Constantine Si Lun Tam, MD, MBBS, FRACP, FRCPA, on Results of the Phase III ASPEN Trial

June 8, 2020

The trial compared zanubrutinib, a potent and selective BTK inhibitor, versus ibrutinib, a first generation BTK inhibitor, in patients with Waldenström macroglobulinemia.

Results from the randomized phase III ASPEN trial, presented at the 2020 American Society of Clinical Oncology (ASCO) Virtual Scientific Meeting, indicated that zanubrutinib (Brukinsa) was associated with a higher complete response or very good partial response (CR+VGPR) rate and demonstrated clinically meaningful advances in safety and tolerability compared to ibrutinib (Imbruvica) in patients with Waldenströmmacroglobulinemia.

However, the results of this trial were not statistically significant, and further follow-up is needed to establish other endpoints such as progression-free survival and overall survival between the 2 arms.

In an interview with CancerNetwork®, Constantine Si Lun Tam, MD, MBBS, FRACP, FRCPA, of the Peter MacCallum Cancer Centre, discussed the study design of ASPEN and the results presented at ASCO.

Transcription:

So, the phase III Aspen study is a study in Waldenström macroglobulinemia, and it’s a head to head comparison of 2 BTK inhibitors: ibrutinib and zanubrutinib. So, zanubrutinib is a next generation BTK inhibitor that is more specific than ibrutinib. So, therefore, the potential for fewer side effects and it also has higher drug levels with the potential for better efficacy. Now ASPEN was actually set up as a superiority study to try and demonstrate that zanubrutinib achieves a higher very good partial remission and complete remission rate compared to ibrutinib. So therefore, a reduction of paraprotein by over 90%, which is what VGPR is.

Now, the study endpoint is the primary endpoint, which is the point that we reported at this ASCO meeting, the independent response committee decided that the trial did not meet these endpoint being of superiority. So, the VGPR rate was 28% for the zanubrutinib arm, and 19% for the ibrutinib arm, so a difference of about 10%; but the P value was 0.09. So, it didn't quite meet the required P value of less than 0.05.

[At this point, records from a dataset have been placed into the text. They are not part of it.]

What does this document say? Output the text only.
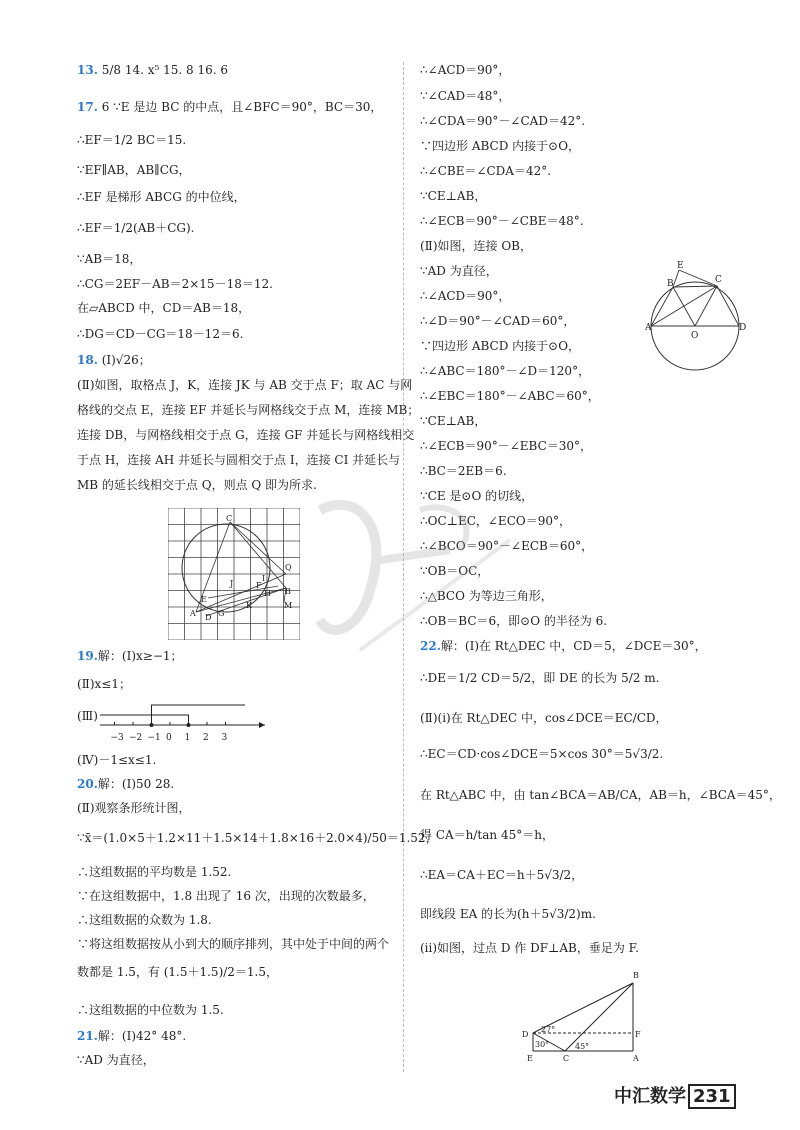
13. 5/8 14. x⁵ 15. 8 16. 6
17. 6 ∵E 是边 BC 的中点，且∠BFC＝90°，BC＝30，
∴EF＝1/2 BC＝15.
∵EF∥AB，AB∥CG，
∴EF 是梯形 ABCG 的中位线，
∴EF＝1/2(AB＋CG).
∵AB＝18，
∴CG＝2EF－AB＝2×15－18＝12.
在▱ABCD 中，CD＝AB＝18，
∴DG＝CD－CG＝18－12＝6.
18. (Ⅰ)√26；
(Ⅱ)如图，取格点 J，K，连接 JK 与 AB 交于点 F；取 AC 与网
格线的交点 E，连接 EF 并延长与网格线交于点 M，连接 MB；
连接 DB，与网格线相交于点 G，连接 GF 并延长与网格线相交
于点 H，连接 AH 并延长与圆相交于点 I，连接 CI 并延长与
MB 的延长线相交于点 Q，则点 Q 即为所求.
19.解：(Ⅰ)x≥−1；
(Ⅱ)x≤1；
(Ⅲ)
(Ⅳ)－1≤x≤1.
20.解：(Ⅰ)50 28.
(Ⅱ)观察条形统计图，
∵x̄＝(1.0×5＋1.2×11＋1.5×14＋1.8×16＋2.0×4)/50＝1.52，
∴这组数据的平均数是 1.52.
∵在这组数据中，1.8 出现了 16 次，出现的次数最多，
∴这组数据的众数为 1.8.
∵将这组数据按从小到大的顺序排列，其中处于中间的两个
数都是 1.5，有 (1.5＋1.5)/2＝1.5，
∴这组数据的中位数为 1.5.
21.解：(Ⅰ)42° 48°.
∵AD 为直径，
∴∠ACD＝90°，
∵∠CAD＝48°，
∴∠CDA＝90°－∠CAD＝42°.
∵四边形 ABCD 内接于⊙O，
∴∠CBE＝∠CDA＝42°.
∵CE⊥AB，
∴∠ECB＝90°－∠CBE＝48°.
(Ⅱ)如图，连接 OB，
∵AD 为直径，
∴∠ACD＝90°，
∴∠D＝90°－∠CAD＝60°，
∵四边形 ABCD 内接于⊙O，
∴∠ABC＝180°－∠D＝120°，
∴∠EBC＝180°－∠ABC＝60°，
∵CE⊥AB，
∴∠ECB＝90°－∠EBC＝30°，
∴BC＝2EB＝6.
∵CE 是⊙O 的切线，
∴OC⊥EC，∠ECO＝90°，
∴∠BCO＝90°－∠ECB＝60°，
∵OB＝OC，
∴△BCO 为等边三角形，
∴OB＝BC＝6，即⊙O 的半径为 6.
22.解：(Ⅰ)在 Rt△DEC 中，CD＝5，∠DCE＝30°，
∴DE＝1/2 CD＝5/2，即 DE 的长为 5/2 m.
(Ⅱ)(ⅰ)在 Rt△DEC 中，cos∠DCE＝EC/CD，
∴EC＝CD·cos∠DCE＝5×cos 30°＝5√3/2.
在 Rt△ABC 中，由 tan∠BCA＝AB/CA，AB＝h，∠BCA＝45°，
得 CA＝h/tan 45°＝h，
∴EA＝CA＋EC＝h＋5√3/2，
即线段 EA 的长为(h＋5√3/2)m.
(ⅱ)如图，过点 D 作 DF⊥AB，垂足为 F.
C
E
J
I
F
H
Q
M
B
A D G
K
−3 −2 −1 0 1 2 3
E
C
B
A
O
D
B
D	F
E	C	A
27°
45°
30°
中汇数学 231
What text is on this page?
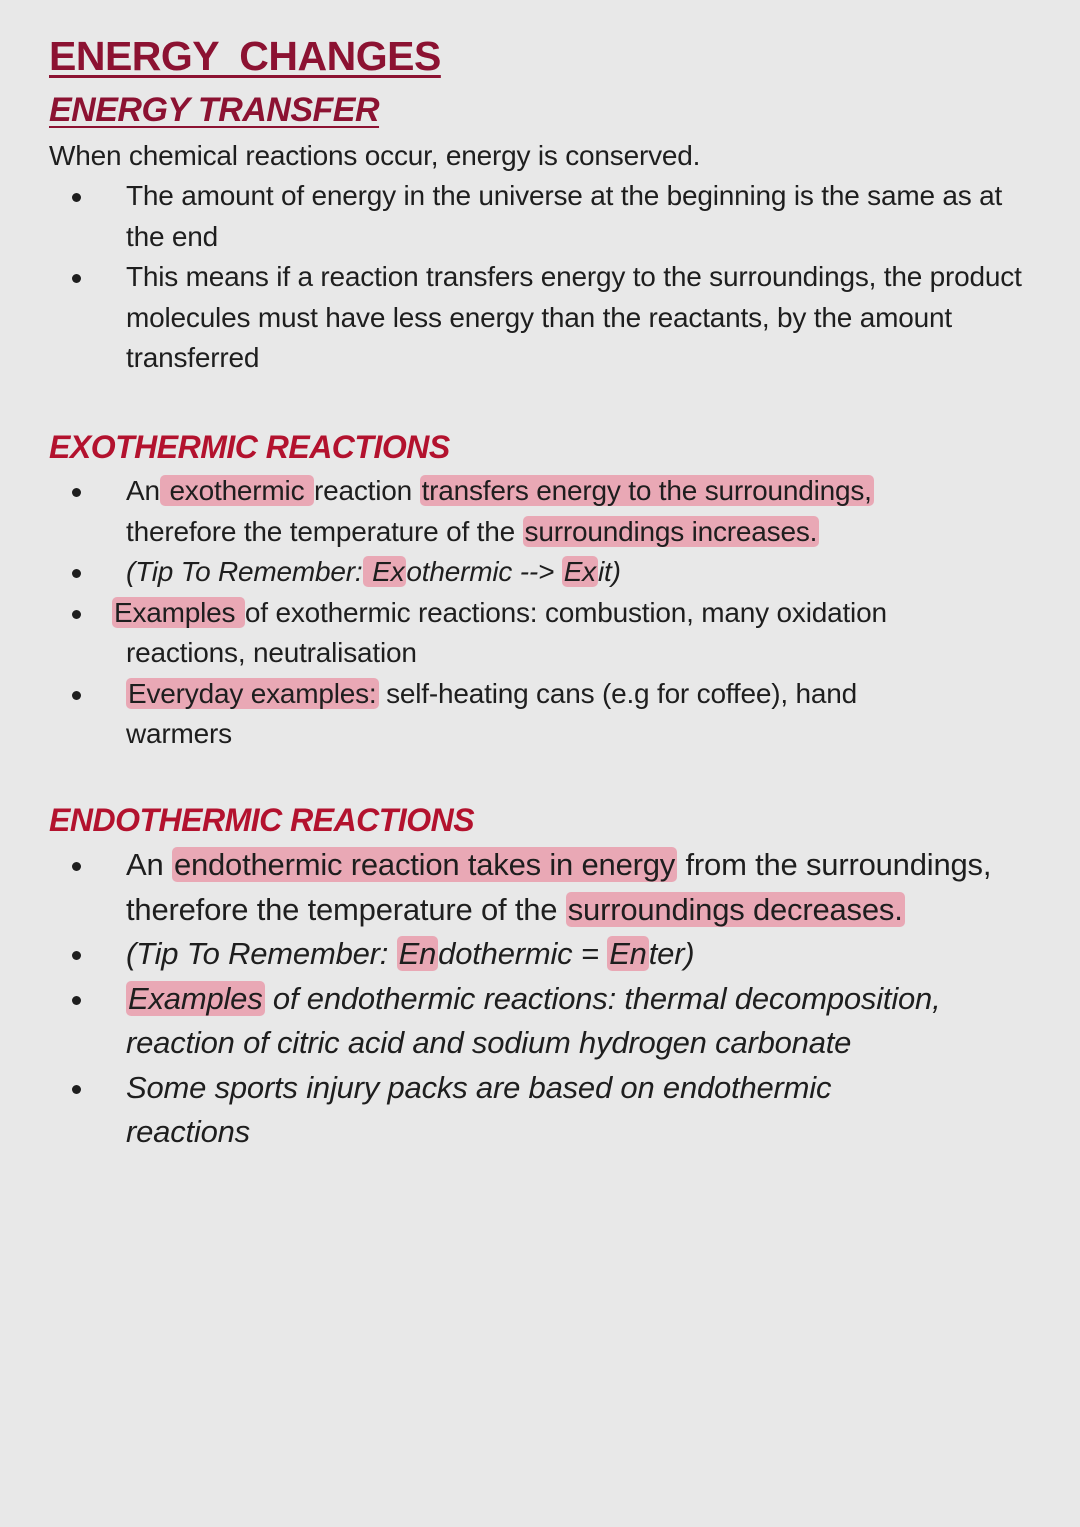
ENERGY CHANGES
ENERGY TRANSFER

When chemical reactions occur, energy is conserved.

The amount of energy in the universe at the beginning is the same as at the end
This means if a reaction transfers energy to the surroundings, the product molecules must have less energy than the reactants, by the amount transferred
EXOTHERMIC REACTIONS
An exothermic reaction transfers energy to the surroundings, therefore the temperature of the surroundings increases.
(Tip To Remember: Exothermic --> Exit)
Examples of exothermic reactions: combustion, many oxidation reactions, neutralisation
Everyday examples: self-heating cans (e.g for coffee), hand warmers
ENDOTHERMIC REACTIONS
An endothermic reaction takes in energy from the surroundings, therefore the temperature of the surroundings decreases.
(Tip To Remember: Endothermic = Enter)
Examples of endothermic reactions: thermal decomposition, reaction of citric acid and sodium hydrogen carbonate
Some sports injury packs are based on endothermic reactions
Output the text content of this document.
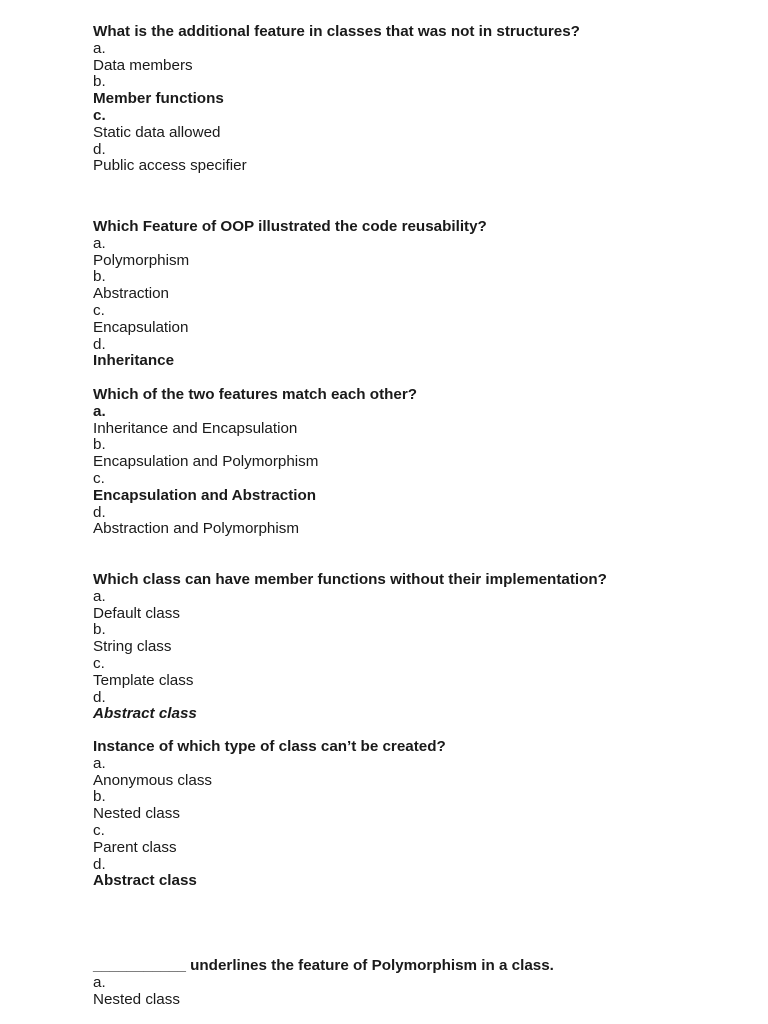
What is the additional feature in classes that was not in structures?
a.
Data members
b.
Member functions
c.
Static data allowed
d.
Public access specifier
Which Feature of OOP illustrated the code reusability?
a.
Polymorphism
b.
Abstraction
c.
Encapsulation
d.
Inheritance
Which of the two features match each other?
a.
Inheritance and Encapsulation
b.
Encapsulation and Polymorphism
c.
Encapsulation and Abstraction
d.
Abstraction and Polymorphism
Which class can have member functions without their implementation?
a.
Default class
b.
String class
c.
Template class
d.
Abstract class
Instance of which type of class can’t be created?
a.
Anonymous class
b.
Nested class
c.
Parent class
d.
Abstract class
___________ underlines the feature of Polymorphism in a class.
a.
Nested class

We then did a pass because of the responses do mature with time we did do a secondary follow up of these patients with an extra 5 months of follow up. And at that time, the VGPR in the zanubrutinib arm has matured to 30% as called by the investigators, and at that time, there was a positive P value 0.03, but, you know, the official primary endpoint of the study was negative in that zanubrutinib, it did not demonstrate a superior VGPR rate as judged by the IRC.

The study did compare the toxicity rates which... And the toxicity rates are significantly different between the 2 arms. So, ibrutinib was associated with a higher rate of discontinuation and the emerging high number of patients who died of adverse events, as well as higher rates of dose interruptions… and ibrutinib was associated with an increased risk of BTK associated toxicities including atrial fibrillation, bleeding, diarrhea, peripheral edema, and hypertension. Zanubrutinib recently was associated with an increased risk of neutropenia, although not associated with infection, so it's quite different to see the 2 BTK inhibitors of quite different toxicity profiles. And in particular, the atrial fibrillation rate was about 6 times higher five for ibrutinib at 18% compared to 3% for zanubrutinib.

So, our conclusion was that the study showed that the study did not meet its primary endpoint. We found that there were some indicators that zanubrutinib were more effective by other analysis other than the primary endpoint. But there was most definitely a clinically significant difference in the toxicity rates between the two arms.